Webber's fourth place on the grid means that he will start just ahead of Sebastian Vettel, who inherits fifth from Raikkonen after the Finn's penalty is applied. Neither driver seemed to have enough to seriously put them into contention for the top spots, although Webber himself topped the Q1 times with an explosive late run after flirting with the drop zone. The Australian overall looked the stronger of the two Red Bull drivers, with Vettel curiously muted throughout. The reigning champion's final run on track in Q3 was on hard compound Pirelli tyres, indicating that the team had already given up on getting a fast lap time and that the order of the day was tyre strategy for the start of Sunday's race.
There was disappointment for Red Bull's junior team Toro Rosso, however. After featuring strongly in Friday's practice sessions, much was expected of Daniel Ricciardo and Jean-Eric Vergne but instead they ended up enmeshed in a battle to merely survive beyond Q1. When Vergne locked up his brakes and left his Pirelli tyres badly flat-spotted, his chances of making it through went up in smoke along with the rubber and he ended up consigned to Q1 elimination along with the 'usual suspects' of Caterham, Marussia and HRT.
At one point it looked as though Felipe Massa might be among their number: it was another deeply frustrating and frankly embarrassing early session for the Brazilian as he was forced to dig deep to avoid elimination that would only have increased the calls for Ferrari to sack him. In the end he made it through and did well to haul himself up into 12th position on the grid with his efforts in Q2. That puts him not too far off Fernando Alonso, who made it into Q3 but then was wise enough to know there was nothing to be gained by squandering tyres in a fruitless pursuit of anything higher than ninth position (which should be promoted to eighth after Raikkonen's penalty comes into effect.)

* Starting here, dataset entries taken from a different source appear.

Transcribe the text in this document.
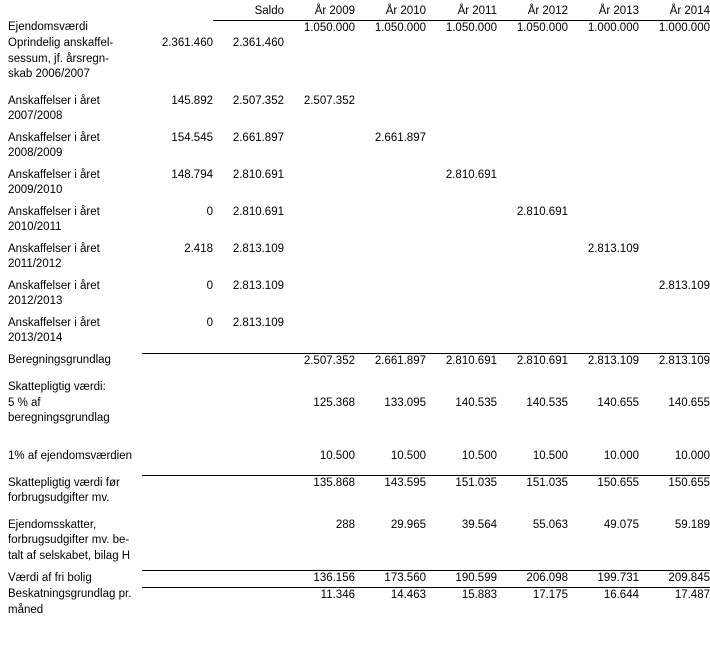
		Saldo	År 2009	År 2010	År 2011	År 2012	År 2013	År 2014
Ejendomsværdi			1.050.000	1.050.000	1.050.000	1.050.000	1.000.000	1.000.000

Oprindelig anskaffel-
sessum, jf. årsregn-
skab 2006/2007	2.361.460	2.361.460						

Anskaffelser i året
2007/2008	145.892	2.507.352	2.507.352					

Anskaffelser i året
2008/2009	154.545	2.661.897		2.661.897				

Anskaffelser i året
2009/2010	148.794	2.810.691			2.810.691			

Anskaffelser i året
2010/2011	0	2.810.691				2.810.691		

Anskaffelser i året
2011/2012	2.418	2.813.109					2.813.109	

Anskaffelser i året
2012/2013	0	2.813.109						2.813.109

Anskaffelser i året
2013/2014	0	2.813.109						

Beregningsgrundlag			2.507.352	2.661.897	2.810.691	2.810.691	2.813.109	2.813.109

Skattepligtig værdi:								
5 % af beregningsgrundlag			125.368	133.095	140.535	140.535	140.655	140.655

1% af ejendomsværdien			10.500	10.500	10.500	10.500	10.000	10.000

Skattepligtig værdi før forbrugsudgifter mv.			135.868	143.595	151.035	151.035	150.655	150.655

Ejendomsskatter, forbrugsudgifter mv. be-
talt af selskabet, bilag H			288	29.965	39.564	55.063	49.075	59.189

Værdi af fri bolig			136.156	173.560	190.599	206.098	199.731	209.845
Beskatningsgrundlag pr. måned			11.346	14.463	15.883	17.175	16.644	17.487
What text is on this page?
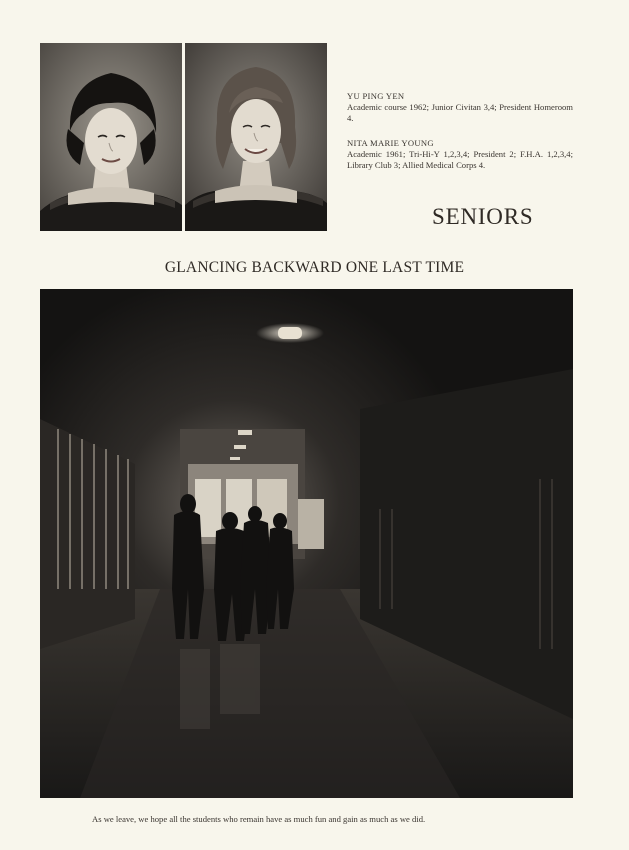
YU PING YEN
Academic course 1962; Junior Civitan 3,4; President Homeroom 4.
NITA MARIE YOUNG
Academic 1961; Tri-Hi-Y 1,2,3,4; President 2; F.H.A. 1,2,3,4; Library Club 3; Allied Medical Corps 4.
SENIORS
GLANCING BACKWARD ONE LAST TIME
As we leave, we hope all the students who remain have as much fun and gain as much as we did.
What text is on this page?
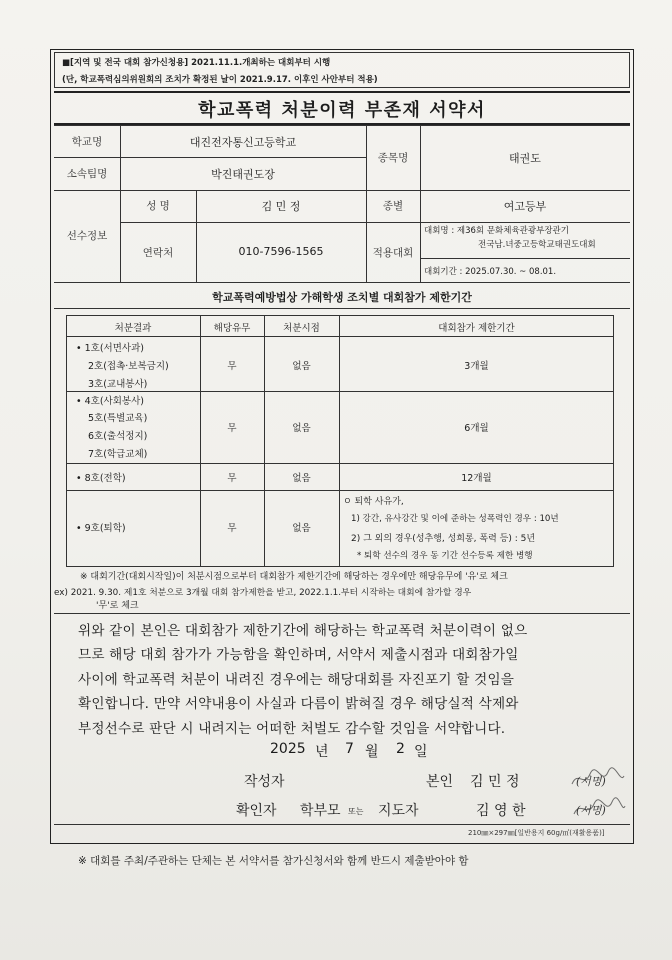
■[지역 및 전국 대회 참가신청용] 2021.11.1.개최하는 대회부터 시행
(단, 학교폭력심의위원회의 조치가 확정된 날이 2021.9.17. 이후인 사안부터 적용)
학교폭력 처분이력 부존재 서약서
학교명	대진전자통신고등학교
소속팀명	박진태권도장
종목명	태권도
선수정보
성 명	김 민 정	종별	여고등부
연락처	010-7596-1565	적용대회
대회명 : 제36회 문화체육관광부장관기
전국남.녀중고등학교태권도대회
대회기간 : 2025.07.30. ~ 08.01.
학교폭력예방법상 가해학생 조치별 대회참가 제한기간
처분결과	해당유무	처분시점	대회참가 제한기간
• 1호(서면사과)
2호(접촉·보복금지)
3호(교내봉사)
무	없음	3개월
• 4호(사회봉사)
5호(특별교육)
6호(출석정지)
7호(학급교체)
무	없음	6개월
• 8호(전학)	무	없음	12개월
• 9호(퇴학)	무	없음
ㅇ 퇴학 사유가,
1) 강간, 유사강간 및 이에 준하는 성폭력인 경우 : 10년
2) 그 외의 경우(성추행, 성희롱, 폭력 등) : 5년
* 퇴학 선수의 경우 동 기간 선수등록 제한 병행
※ 대회기간(대회시작일)이 처분시점으로부터 대회참가 제한기간에 해당하는 경우에만 해당유무에 '유'로 체크
ex) 2021. 9.30. 제1호 처분으로 3개월 대회 참가제한을 받고, 2022.1.1.부터 시작하는 대회에 참가할 경우
'무'로 체크
위와 같이 본인은 대회참가 제한기간에 해당하는 학교폭력 처분이력이 없으
므로 해당 대회 참가가 가능함을 확인하며, 서약서 제출시점과 대회참가일
사이에 학교폭력 처분이 내려진 경우에는 해당대회를 자진포기 할 것임을
확인합니다. 만약 서약내용이 사실과 다름이 밝혀질 경우 해당실적 삭제와
부정선수로 판단 시 내려지는 어떠한 처벌도 감수할 것임을 서약합니다.
2025 년 7 월 2 일
작성자	본인 김 민 정	(서명)
확인자 학부모 또는 지도자	김 영 한	(서명)
210㎜×297㎜[일반용지 60g/㎡(재활용품)]
※ 대회를 주최/주관하는 단체는 본 서약서를 참가신청서와 함께 반드시 제출받아야 함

Williams failed to display the breakthrough pace that they did in Australia, with Pastor Maldonado still showing a worrying penchant for momentary lapses with off-roading consequences; instead it was Sauber's Sergio Perez who had a much better day of it than he did last weekend, slipping into Q3 although he then opted to follow Alonso's strategy of not making a serious attempt at a fast lap in favour of saving sets of tyres for the race proper.